Kooperation von Goethe-Universität mit University of Oklahoma
Ein internationales Wissenschaftsteam der Goethe-Universität Frankfurt und der University of Oklahoma hat erstmals Effekte der Quantenphysik an einem auseinanderbrechenden Heliumdimer gefilmt. Der Film zeigt die Überlagerung von Wellen zweier Ereignisse, die mit unterschiedlicher Wahrscheinlichkeit gleichzeitig auftreten: Der Fortbestand und das Auseinanderbrechen des Heliumdimers. Die Methode könnte künftig erlauben, das Entstehen und den Zerfall quantenphysikalischer Efimov-Systeme experimentell zu verfolgen. (Nature Physics, DOI 10.1038/s41567-020-01081-3)
FRANKFURT. Wer sich in die Welt der Quantenphysik begibt, muss sich
auf Einiges gefasst machen, was in der Alltagswelt unbekannt ist: Edelgase
gehen Bindungen ein, Atome verhalten sich gleichzeitig wie Teilchen und wie
Wellen, und Ereignisse, die eigentlich einander ausschließen, lassen sich
gleichzeitig beobachten.
Reinhard Dörner und sein Team beschäftigen sich in der
Quantenwelt mit Molekülen, die es klassischerweise gar nicht geben dürfte:
Zweierverbindungen von Helium, sogenannte Heliumdimere. Denn Helium wird ja
gerade deshalb zu den Edelgasen gezählt, weil es eigentlich keine Verbindungen
eingeht. Wenn man das Gas jedoch auf nur 10 Grad über dem absoluten Nullpunkt
von minus 273 Grad Celsius abkühlt und dann durch eine kleine Düse in eine
Vakuumkammer strömen lässt, wodurch es noch kälter wird, dann bilden sich –
ganz selten – solche Heliumdimere.
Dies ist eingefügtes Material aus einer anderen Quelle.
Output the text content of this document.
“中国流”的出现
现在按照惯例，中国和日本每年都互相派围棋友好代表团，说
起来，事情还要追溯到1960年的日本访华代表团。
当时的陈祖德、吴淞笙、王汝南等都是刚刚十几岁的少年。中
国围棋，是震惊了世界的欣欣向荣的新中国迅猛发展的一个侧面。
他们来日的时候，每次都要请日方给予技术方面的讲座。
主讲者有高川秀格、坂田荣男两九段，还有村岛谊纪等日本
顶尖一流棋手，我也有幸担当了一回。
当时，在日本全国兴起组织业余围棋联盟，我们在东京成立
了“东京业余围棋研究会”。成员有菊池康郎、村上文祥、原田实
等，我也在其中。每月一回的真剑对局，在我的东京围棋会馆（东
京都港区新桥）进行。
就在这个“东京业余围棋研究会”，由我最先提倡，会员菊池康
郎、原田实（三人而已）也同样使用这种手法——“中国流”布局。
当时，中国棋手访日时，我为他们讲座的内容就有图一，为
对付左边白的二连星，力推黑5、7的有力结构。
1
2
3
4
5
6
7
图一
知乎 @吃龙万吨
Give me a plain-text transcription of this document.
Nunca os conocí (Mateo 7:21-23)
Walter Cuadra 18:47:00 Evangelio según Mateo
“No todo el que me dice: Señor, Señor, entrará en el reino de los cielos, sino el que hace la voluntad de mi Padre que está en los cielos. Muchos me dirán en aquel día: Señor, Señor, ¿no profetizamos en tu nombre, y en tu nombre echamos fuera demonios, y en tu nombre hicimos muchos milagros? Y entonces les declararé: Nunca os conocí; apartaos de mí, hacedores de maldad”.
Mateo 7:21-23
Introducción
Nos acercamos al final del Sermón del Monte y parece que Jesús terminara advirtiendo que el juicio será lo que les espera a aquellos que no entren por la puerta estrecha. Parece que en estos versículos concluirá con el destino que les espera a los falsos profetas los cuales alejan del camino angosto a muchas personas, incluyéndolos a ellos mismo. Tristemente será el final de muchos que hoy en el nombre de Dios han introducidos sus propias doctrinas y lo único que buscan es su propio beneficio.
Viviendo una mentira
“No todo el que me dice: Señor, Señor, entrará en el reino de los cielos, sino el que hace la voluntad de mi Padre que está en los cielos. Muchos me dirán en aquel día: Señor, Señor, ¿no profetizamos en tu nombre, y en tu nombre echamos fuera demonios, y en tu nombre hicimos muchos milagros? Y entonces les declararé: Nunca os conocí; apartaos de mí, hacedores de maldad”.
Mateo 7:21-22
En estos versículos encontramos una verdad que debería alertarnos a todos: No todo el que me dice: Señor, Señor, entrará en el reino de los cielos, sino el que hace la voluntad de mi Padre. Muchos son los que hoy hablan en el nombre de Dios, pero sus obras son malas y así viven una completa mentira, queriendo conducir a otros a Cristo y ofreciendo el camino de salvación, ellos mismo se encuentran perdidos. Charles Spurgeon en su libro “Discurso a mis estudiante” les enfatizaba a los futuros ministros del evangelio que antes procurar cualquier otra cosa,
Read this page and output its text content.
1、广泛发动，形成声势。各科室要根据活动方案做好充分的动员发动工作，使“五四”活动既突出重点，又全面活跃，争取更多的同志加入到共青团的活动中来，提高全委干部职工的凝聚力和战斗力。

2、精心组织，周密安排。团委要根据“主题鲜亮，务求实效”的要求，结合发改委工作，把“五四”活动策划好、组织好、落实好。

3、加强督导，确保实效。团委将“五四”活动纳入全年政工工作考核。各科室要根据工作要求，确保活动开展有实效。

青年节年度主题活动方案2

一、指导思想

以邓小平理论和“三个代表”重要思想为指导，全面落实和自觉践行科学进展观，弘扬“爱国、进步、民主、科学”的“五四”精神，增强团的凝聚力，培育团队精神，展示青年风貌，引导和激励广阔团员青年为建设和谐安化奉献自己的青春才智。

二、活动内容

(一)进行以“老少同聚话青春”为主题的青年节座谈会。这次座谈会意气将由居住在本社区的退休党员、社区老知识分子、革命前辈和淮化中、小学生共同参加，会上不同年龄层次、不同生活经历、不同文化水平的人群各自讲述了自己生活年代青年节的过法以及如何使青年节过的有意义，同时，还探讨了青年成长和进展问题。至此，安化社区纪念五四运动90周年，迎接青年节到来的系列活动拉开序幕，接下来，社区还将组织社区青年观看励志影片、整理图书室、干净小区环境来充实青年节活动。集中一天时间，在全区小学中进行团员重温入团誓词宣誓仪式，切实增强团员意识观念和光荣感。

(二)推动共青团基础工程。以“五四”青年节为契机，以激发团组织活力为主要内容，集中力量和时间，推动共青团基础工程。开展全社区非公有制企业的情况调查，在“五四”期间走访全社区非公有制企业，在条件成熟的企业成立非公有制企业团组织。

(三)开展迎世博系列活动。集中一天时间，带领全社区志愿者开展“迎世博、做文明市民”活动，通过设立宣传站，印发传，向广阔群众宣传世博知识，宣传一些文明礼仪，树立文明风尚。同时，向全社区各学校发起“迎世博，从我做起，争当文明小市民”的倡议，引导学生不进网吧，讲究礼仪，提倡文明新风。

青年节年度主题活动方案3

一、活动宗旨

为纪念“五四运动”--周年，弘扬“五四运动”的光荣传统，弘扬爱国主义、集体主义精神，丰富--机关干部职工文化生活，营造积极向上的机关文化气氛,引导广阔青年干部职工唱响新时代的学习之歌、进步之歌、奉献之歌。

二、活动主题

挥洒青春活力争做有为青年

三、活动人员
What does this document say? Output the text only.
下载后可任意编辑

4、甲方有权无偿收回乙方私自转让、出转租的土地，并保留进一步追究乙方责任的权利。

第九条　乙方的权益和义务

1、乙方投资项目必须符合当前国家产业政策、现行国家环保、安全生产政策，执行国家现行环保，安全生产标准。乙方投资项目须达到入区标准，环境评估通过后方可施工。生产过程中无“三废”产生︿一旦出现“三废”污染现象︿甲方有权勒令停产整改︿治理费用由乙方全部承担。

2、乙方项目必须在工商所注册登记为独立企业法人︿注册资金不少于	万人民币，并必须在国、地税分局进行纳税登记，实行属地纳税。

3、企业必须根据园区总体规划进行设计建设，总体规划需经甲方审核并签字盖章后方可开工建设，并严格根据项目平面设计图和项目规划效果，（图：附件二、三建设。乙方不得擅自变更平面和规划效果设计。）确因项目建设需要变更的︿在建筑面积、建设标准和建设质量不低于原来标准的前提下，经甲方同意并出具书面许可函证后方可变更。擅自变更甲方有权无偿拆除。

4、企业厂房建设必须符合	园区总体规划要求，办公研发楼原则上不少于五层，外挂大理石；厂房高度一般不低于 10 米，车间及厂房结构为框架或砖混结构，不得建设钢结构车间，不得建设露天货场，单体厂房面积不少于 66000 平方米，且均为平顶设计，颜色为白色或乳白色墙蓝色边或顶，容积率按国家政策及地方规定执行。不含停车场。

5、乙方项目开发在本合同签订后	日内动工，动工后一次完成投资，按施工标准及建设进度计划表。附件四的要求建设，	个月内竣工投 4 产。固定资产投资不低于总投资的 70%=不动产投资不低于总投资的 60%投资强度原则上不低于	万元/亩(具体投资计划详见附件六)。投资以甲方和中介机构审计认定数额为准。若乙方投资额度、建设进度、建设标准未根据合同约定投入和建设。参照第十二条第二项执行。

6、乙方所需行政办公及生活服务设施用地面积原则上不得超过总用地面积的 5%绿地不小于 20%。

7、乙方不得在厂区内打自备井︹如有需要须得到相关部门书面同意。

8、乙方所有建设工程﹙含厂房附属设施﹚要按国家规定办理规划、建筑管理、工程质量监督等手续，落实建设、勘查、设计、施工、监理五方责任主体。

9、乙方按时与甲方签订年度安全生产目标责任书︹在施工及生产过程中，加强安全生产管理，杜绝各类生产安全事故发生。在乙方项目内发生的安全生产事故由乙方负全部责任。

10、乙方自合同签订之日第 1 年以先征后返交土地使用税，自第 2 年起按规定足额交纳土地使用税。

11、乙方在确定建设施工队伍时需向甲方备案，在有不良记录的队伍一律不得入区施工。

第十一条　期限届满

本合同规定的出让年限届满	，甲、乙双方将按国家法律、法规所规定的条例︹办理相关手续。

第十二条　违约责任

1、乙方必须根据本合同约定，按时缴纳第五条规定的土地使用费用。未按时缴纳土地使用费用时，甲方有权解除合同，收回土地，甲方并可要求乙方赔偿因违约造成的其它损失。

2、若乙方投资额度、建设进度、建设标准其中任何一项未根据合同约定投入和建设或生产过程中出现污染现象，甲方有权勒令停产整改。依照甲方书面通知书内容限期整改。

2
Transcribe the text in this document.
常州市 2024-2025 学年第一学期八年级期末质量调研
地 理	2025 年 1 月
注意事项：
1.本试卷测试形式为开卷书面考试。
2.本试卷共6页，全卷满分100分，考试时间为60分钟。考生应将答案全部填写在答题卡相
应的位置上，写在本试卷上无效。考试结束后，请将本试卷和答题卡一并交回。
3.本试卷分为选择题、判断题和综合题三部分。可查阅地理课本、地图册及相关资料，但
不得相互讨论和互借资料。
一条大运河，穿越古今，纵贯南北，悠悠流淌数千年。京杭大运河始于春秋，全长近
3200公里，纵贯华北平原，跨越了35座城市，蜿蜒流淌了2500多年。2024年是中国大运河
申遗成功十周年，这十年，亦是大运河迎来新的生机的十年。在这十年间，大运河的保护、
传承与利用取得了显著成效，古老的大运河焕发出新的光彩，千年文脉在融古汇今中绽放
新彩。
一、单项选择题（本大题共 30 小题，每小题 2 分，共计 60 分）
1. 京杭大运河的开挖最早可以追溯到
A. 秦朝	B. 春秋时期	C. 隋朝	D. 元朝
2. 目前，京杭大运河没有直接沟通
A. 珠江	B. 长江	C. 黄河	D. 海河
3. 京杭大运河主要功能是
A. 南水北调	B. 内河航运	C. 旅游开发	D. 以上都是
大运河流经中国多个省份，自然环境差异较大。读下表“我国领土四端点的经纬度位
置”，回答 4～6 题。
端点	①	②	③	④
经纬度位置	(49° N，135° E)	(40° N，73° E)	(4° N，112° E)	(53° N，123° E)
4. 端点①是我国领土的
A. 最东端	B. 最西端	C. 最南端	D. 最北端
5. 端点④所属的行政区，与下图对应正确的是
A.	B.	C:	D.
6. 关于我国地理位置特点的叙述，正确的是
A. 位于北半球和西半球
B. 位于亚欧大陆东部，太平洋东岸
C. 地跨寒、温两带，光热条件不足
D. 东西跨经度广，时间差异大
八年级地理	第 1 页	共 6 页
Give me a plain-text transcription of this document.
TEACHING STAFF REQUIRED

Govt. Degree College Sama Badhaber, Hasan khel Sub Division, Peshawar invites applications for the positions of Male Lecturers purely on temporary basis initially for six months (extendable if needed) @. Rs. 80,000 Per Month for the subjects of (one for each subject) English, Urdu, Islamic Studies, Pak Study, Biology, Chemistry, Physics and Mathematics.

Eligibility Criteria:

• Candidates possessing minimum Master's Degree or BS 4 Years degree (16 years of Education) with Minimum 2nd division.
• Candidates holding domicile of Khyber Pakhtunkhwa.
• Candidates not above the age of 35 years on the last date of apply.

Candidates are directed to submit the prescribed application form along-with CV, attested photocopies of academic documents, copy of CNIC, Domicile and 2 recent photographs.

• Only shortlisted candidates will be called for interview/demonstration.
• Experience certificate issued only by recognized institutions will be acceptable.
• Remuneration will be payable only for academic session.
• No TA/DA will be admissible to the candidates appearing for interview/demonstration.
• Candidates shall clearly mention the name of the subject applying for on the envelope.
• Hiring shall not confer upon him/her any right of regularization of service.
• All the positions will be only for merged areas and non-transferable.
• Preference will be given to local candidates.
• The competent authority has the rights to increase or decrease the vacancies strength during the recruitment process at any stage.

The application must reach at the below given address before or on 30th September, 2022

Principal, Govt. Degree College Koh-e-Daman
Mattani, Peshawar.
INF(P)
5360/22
Es sind sicher die am schwächsten gebundenen
Moleküle im Universum, und entsprechend weit sind die beiden Atome im Molekül
voneinander entfernt. Während eine chemische Bindung gewöhnlicherweise rund 1 Ångström misst (0,1 Nanometer), sind es beim Heliumdimer im
Mittel mehr als 50 Mal so viel, 52 Ångström.
Solche Heliumdimere haben die Frankfurter Wissenschaftler
mit einem extrem starken Laserblitz bestrahlt und dadurch die Bindung zwischen
den beiden Heliumatomen minimal verdreht – was ausreichte, um die beiden Atome
auseinanderfliegen zu lassen. Daraufhin konnten die Wissenschaftler das
wegfliegende Heliumatom erstmals als Welle sehen und in einem Film aufzeichnen.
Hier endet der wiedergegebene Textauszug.